29 dead, 46 injured in Mexico pipeline fire

CIUDAD VICTORIA, Mexico

Juan Jose Suarez, director of the state-owned Petroleos Mexicanos company, told local media earlier in the day that at least five workers had not been seen since the blast. On Tuesday, the company, known as Pemex, said in its Twitter account that a total of seven people were unaccounted for.

President Felipe Calderon said the quick reaction of emergency teams prevented a "real catastrophe," by controlling the fire before it reached the huge tanks of a neighboring gas processing plant.

The enormous fire Tuesday hit a distribution center near the border with Texas that handles natural gas coming in from wells and sends it to a processing plant next door.

"The timely response by oil workers, firefighters and the Mexican army was able to control the fire relatively quickly and avoid a real catastrophe of bigger proportions and greater damages if the fire had spread to the center for gas processing, which is right there," Calderon said in a speech in Mexico City.

The blast and ensuing fire left charred tanks and a mound of tangled steel at the walled plant near the border city of Reynosa, across from McAllen, Texas.

Two of the injured were reported in serious condition.

Dr. Jaime Urbina Rivera, deputy medical director of Hospital Materno Infantil de Reynosa just a few miles from the plant, said his hospital had received nine injured workers with first- and second-degree burns covering 10 percent to 40 percent of their bodies, with the burns concentrated on their backs and legs. They all arrived conscious, he said.

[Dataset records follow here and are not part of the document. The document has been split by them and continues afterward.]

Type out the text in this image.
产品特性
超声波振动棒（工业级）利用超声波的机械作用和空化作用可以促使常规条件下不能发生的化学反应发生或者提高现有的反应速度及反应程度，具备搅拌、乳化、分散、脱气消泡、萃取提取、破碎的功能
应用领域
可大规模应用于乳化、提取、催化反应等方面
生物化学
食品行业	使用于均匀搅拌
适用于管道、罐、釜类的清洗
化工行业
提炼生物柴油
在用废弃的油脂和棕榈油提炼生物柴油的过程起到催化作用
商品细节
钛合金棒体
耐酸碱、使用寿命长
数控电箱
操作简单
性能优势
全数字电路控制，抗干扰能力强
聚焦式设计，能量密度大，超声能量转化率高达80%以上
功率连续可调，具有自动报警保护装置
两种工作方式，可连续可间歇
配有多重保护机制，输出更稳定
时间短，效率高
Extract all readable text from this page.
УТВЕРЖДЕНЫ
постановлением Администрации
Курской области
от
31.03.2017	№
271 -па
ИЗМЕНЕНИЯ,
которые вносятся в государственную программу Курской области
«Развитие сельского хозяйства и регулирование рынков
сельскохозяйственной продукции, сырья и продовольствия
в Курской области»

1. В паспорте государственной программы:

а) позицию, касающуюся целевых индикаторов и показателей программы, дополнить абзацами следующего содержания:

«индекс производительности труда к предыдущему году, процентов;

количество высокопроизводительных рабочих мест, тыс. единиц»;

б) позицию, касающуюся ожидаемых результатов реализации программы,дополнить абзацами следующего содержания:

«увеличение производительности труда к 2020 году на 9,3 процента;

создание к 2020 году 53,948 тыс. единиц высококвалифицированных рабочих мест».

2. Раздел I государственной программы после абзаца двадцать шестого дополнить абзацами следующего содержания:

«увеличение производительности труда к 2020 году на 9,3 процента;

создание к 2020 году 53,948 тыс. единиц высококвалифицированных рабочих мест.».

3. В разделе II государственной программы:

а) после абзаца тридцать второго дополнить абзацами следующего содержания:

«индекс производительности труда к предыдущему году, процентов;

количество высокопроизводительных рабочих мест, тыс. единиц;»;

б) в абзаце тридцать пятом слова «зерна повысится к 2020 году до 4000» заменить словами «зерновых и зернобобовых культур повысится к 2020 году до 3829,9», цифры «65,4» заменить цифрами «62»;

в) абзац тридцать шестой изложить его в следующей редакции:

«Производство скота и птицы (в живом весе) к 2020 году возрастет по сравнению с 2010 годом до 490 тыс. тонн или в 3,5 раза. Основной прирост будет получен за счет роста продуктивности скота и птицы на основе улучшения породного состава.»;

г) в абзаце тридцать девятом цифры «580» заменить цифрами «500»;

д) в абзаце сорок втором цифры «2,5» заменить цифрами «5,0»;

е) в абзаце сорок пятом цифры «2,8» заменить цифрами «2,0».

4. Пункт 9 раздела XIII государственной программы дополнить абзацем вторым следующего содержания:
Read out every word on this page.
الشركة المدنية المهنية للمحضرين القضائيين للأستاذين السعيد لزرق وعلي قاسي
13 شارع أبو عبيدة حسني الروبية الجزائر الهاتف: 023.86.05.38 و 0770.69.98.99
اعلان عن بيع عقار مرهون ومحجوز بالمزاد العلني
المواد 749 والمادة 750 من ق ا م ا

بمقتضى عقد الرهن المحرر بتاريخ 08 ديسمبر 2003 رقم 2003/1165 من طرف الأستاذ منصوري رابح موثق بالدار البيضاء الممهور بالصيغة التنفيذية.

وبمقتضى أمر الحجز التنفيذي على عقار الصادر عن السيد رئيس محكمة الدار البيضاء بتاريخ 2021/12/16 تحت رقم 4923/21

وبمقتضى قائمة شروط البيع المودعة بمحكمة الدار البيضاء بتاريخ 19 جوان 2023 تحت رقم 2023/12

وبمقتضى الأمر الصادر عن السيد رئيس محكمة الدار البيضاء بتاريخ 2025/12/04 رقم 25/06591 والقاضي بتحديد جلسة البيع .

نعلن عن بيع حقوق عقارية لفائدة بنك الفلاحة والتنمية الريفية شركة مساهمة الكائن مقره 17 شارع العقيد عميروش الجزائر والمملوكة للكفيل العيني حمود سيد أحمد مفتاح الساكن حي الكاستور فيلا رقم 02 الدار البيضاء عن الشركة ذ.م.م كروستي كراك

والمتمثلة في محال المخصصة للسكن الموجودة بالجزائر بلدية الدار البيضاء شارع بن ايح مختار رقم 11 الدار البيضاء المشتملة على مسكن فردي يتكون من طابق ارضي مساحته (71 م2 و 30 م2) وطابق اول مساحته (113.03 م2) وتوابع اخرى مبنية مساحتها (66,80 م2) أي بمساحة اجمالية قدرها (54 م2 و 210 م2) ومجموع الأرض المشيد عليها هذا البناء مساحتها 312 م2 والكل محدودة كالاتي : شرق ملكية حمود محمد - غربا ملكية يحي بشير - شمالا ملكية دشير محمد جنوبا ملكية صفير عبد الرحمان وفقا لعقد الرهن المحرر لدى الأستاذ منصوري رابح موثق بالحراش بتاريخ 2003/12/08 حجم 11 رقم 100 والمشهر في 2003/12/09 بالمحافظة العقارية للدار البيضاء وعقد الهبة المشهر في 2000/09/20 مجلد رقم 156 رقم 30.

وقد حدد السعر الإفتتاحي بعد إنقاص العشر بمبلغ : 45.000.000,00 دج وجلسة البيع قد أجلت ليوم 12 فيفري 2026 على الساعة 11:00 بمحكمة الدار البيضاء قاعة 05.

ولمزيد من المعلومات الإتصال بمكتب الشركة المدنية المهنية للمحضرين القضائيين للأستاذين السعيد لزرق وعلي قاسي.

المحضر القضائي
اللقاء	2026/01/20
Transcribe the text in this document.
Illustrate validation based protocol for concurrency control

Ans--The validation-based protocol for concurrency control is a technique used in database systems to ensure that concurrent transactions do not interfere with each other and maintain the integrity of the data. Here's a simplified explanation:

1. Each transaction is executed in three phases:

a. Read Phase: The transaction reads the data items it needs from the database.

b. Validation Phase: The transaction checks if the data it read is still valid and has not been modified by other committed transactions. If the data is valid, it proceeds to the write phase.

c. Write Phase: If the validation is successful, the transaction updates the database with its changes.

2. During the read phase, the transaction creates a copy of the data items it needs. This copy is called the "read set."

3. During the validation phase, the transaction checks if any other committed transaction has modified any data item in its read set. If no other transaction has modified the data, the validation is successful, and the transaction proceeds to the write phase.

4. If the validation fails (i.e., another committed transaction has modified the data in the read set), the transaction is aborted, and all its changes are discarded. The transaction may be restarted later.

Pemex officials said the blast appeared to have been caused by an accidental leak, and there was no sign so far of sabotage.

The facility's perimeter walls, topped with razor wire as a security measure in a country that has seen thieves, saboteurs and drug gangs target oil installations, presented an obstacle for plant workers trying to flee.

Esteban Vazquez Huerta, 18, who was inside the plant when the fire erupted, managed to find a gap in the wire, scale a wall and escape. "We had to climb the wall from that side because the fire, the heat was reaching us," Vazquez Huerta said Wednesday as he stood outside the plant, waiting for word of missing co-workers.

Until the final moments before the explosion there was no sign anything was amiss, Vazquez Huerta said.

Pemex said workers from contracting firms, such as Vazquez Huerta, and its own employees were performing routine maintenance at the plant, where pipelines from gas wells in the Burgos basin converge. The plant feeds gas next door to separate liquid hydrocarbons from the gas. The production is for domestic Mexican use.

Vazquez Huerta said that suddenly the pipes where he was working, about 300 to 400 yards (meters) from the explosion, began to sound like they were repressurizing, after being closed for maintenance.

There was a blast and he and two co-workers began running. A second explosion knocked them to the ground, but they got up and continued running. They found a space along the back wall that wasn't topped with razor wire and boosted each other over.

Calderon said that the government will carry out an exhaustive investigation of the cause of the fire and that federal prosecutors will open a probe.

The blast forced the closure of the wells and the evacuation of people at ranches and homes within three miles (five kilometers) of the gas facility, which is about 12 miles (19 kilometers) southwest of Reynosa.

Calderon sent condolences to the victims' relatives and vowed to make sure those injured receive help.

Pipelines carrying gasoline and diesel in Mexico are frequently tapped by thieves looking to steal fuel, and those sometimes cause spills or explosions. But thieves seldom target gas pipelines.

In December 2010, authorities blamed oil thieves for an oil pipeline explosion in a central Mexico city near the capital that killed 28 people, including 13 children. The blast burned people and scorched homes, affecting 5,000 residents in an area six miles (10 kilometers) wide in San Martin Texmelucan.